Decision making
Robert Giffen (1837–1910)
1871 Austrian economist Carl Menger demonstrates how the demand for commodities is determined by their marginal utility.
1909 British economist Francis Edgeworth doubts the existence of Giffen goods in Free Trade in Being.
1947 US economist George Stigler dismisses Marshall’s examples of Giffen goods in Notes on the History of the Giffen Paradox.
2007 US academics Robert Jensen and Nolan Miller revive the argument in Giffen Behavior: Theory and Evidence, which reports the existence of a Giffen good in poor, urban areas of China.
In 1895, British economist Alfred Marshall demonstrated how supply and demand create the price of goods. After he explained the general rules, such as the greater the demand, the smaller the price, he went on to show how there can be an interesting exception. Marshall suggested that a price rise could, in some circumstances, create a surprising increase in demand. He attributed the discovery of this exception to a well-known Scottish economist and statistician of the time, Sir Robert Giffen. Today, commodities for which demand rises as their prices rise are known as Giffen goods.
The original Giffen good was bread, the most important staple of the poorest section of the British population in the 19th century. The poorest of the working classes spent a large part of their income on bread, a food that was necessary for life but was seen as inferior to the perceived luxury of meat. Marshall said that as the price of bread rose, the poorest people had to spend more of their income on bread to get enough calories to survive—they had to buy bread instead of meat. As a result, if the price of bread increased, so did demand.
Giffen goods rely on a number of assumptions. First, the commodity has to be an inferior good, that is, a good that people choose to buy less of as their income rises because there are better alternatives—in this case meat in preference to bread. Second, the consumer must spend a large portion of their income on this product, hence the fact that the example refers to the poorest section of society. Finally, there must be no alternatives to the product. In the case of bread, there is no cheaper alternative staple.

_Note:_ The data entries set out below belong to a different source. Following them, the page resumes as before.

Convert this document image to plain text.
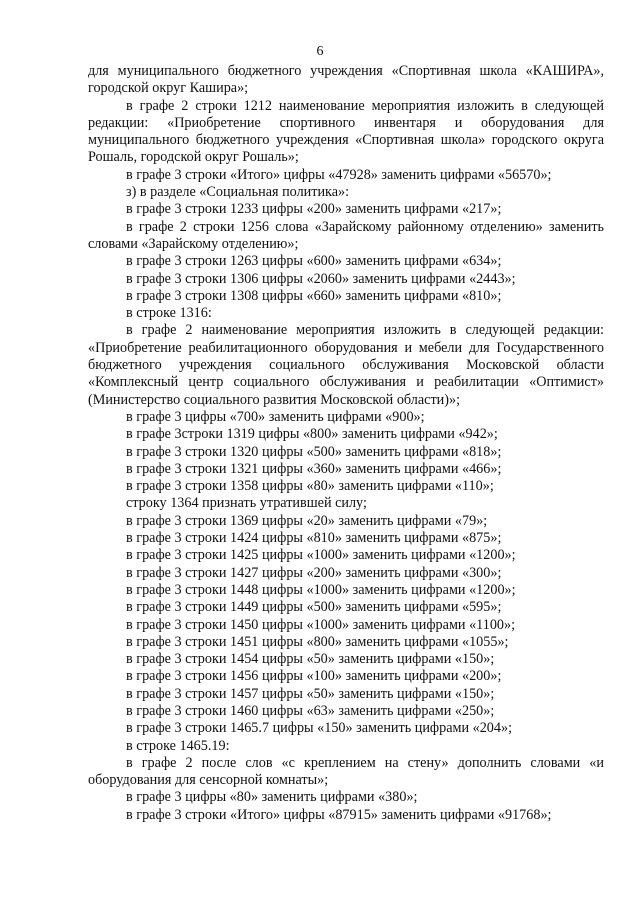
6

для муниципального бюджетного учреждения «Спортивная школа «КАШИРА», городской округ Кашира»;

в графе 2 строки 1212 наименование мероприятия изложить в следующей редакции: «Приобретение спортивного инвентаря и оборудования для муниципального бюджетного учреждения «Спортивная школа» городского округа Рошаль, городской округ Рошаль»;

в графе 3 строки «Итого» цифры «47928» заменить цифрами «56570»;

з) в разделе «Социальная политика»:

в графе 3 строки 1233 цифры «200» заменить цифрами «217»;

в графе 2 строки 1256 слова «Зарайскому районному отделению» заменить словами «Зарайскому отделению»;

в графе 3 строки 1263 цифры «600» заменить цифрами «634»;

в графе 3 строки 1306 цифры «2060» заменить цифрами «2443»;

в графе 3 строки 1308 цифры «660» заменить цифрами «810»;

в строке 1316:

в графе 2 наименование мероприятия изложить в следующей редакции: «Приобретение реабилитационного оборудования и мебели для Государственного бюджетного учреждения социального обслуживания Московской области «Комплексный центр социального обслуживания и реабилитации «Оптимист» (Министерство социального развития Московской области)»;

в графе 3 цифры «700» заменить цифрами «900»;

в графе 3строки 1319 цифры «800» заменить цифрами «942»;

в графе 3 строки 1320 цифры «500» заменить цифрами «818»;

в графе 3 строки 1321 цифры «360» заменить цифрами «466»;

в графе 3 строки 1358 цифры «80» заменить цифрами «110»;

строку 1364 признать утратившей силу;

в графе 3 строки 1369 цифры «20» заменить цифрами «79»;

в графе 3 строки 1424 цифры «810» заменить цифрами «875»;

в графе 3 строки 1425 цифры «1000» заменить цифрами «1200»;

в графе 3 строки 1427 цифры «200» заменить цифрами «300»;

в графе 3 строки 1448 цифры «1000» заменить цифрами «1200»;

в графе 3 строки 1449 цифры «500» заменить цифрами «595»;

в графе 3 строки 1450 цифры «1000» заменить цифрами «1100»;

в графе 3 строки 1451 цифры «800» заменить цифрами «1055»;

в графе 3 строки 1454 цифры «50» заменить цифрами «150»;

в графе 3 строки 1456 цифры «100» заменить цифрами «200»;

в графе 3 строки 1457 цифры «50» заменить цифрами «150»;

в графе 3 строки 1460 цифры «63» заменить цифрами «250»;

в графе 3 строки 1465.7 цифры «150» заменить цифрами «204»;

в строке 1465.19:

в графе 2 после слов «с креплением на стену» дополнить словами «и оборудования для сенсорной комнаты»;

в графе 3 цифры «80» заменить цифрами «380»;

в графе 3 строки «Итого» цифры «87915» заменить цифрами «91768»;
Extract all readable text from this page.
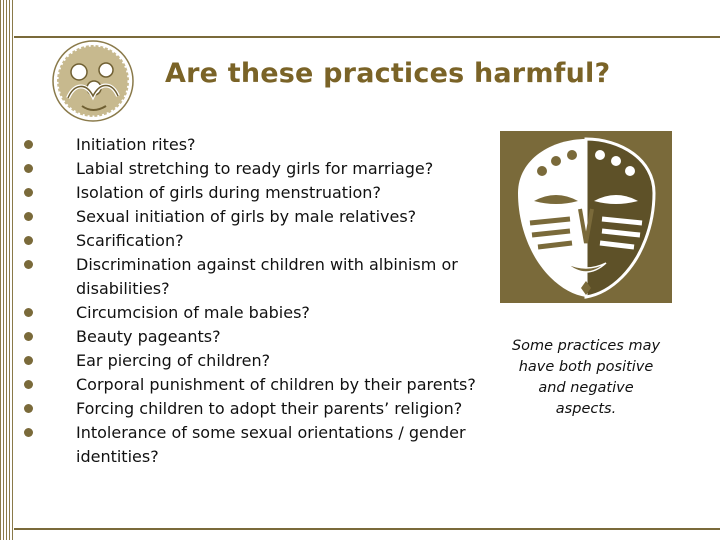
Are these practices harmful?
Initiation rites?
Labial stretching to ready girls for marriage?
Isolation of girls during menstruation?
Sexual initiation of girls by male relatives?
Scarification?
Discrimination against children with albinism or disabilities?
Circumcision of male babies?
Beauty pageants?
Ear piercing of children?
Corporal punishment of children by their parents?
Forcing children to adopt their parents’ religion?
Intolerance of some sexual orientations / gender identities?
Some practices may have both positive and negative aspects.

Given these assumptions, an increase in the price of bread creates two effects. It causes people to buy less bread because the satisfaction it creates per pound of spending falls compared to other goods. This substitution effect would cause bread to follow the general rule of higher price causing lower demand. However, as the price of bread rises, it also reduces the power to spend on other things, and because bread is an inferior good, this lower income will make the demand for bread rise. What makes the Giffen good so special is that because the poor spend so much of their income on bread, the income effect is so large that it outweighs the substitution effect, and so when the price goes up, some people buy more. Another example of a Giffen good is that of potatoes during the Irish Potato Famine of 1842–53, where rising prices allegedly caused an increase in the demand for potatoes.
Marshall came under attack from Francis Edgeworth (1845–1926), another British economist, for postulating the existence of a good that contradicts a basic rule of demand, without any hard evidence. In theory, Giffen goods are consistent with consumers’ behavior—the interaction of income and substitution effects—that underlies demand curves. But if Giffen goods exist at all, they are rare: evidence comes from special contexts, and some of the most famous cases are dubious. Yet economists continue to search for them. In a 2007 study Harvard economists Robert Jensen and Nolan Miller presented evidence of Giffen behavior in the demand for rice among poor families in China.
Veblen goods are named after Thorstein Veblen, a US economist who formulated the theory of “conspicuous consumption”. They are strange because demand for them increases as their price rises. Unlike Giffen goods, however, which must be inferior, these goods must signal high status.
A willingness to pay higher prices is to advertise wealth rather than to acquire better quality. A true Veblen good, therefore, should not be noticeably higher quality than the lower-priced equivalents. If the price falls so much that it is no longer high enough to exclude the less well off, the rich will stop buying it.
There is much evidence of this behavior in the markets for luxury cars, champagne, watches, and certain clothing labels. A reduction in prices might see a temporary increase in sales for the seller, but then sales will begin to fall.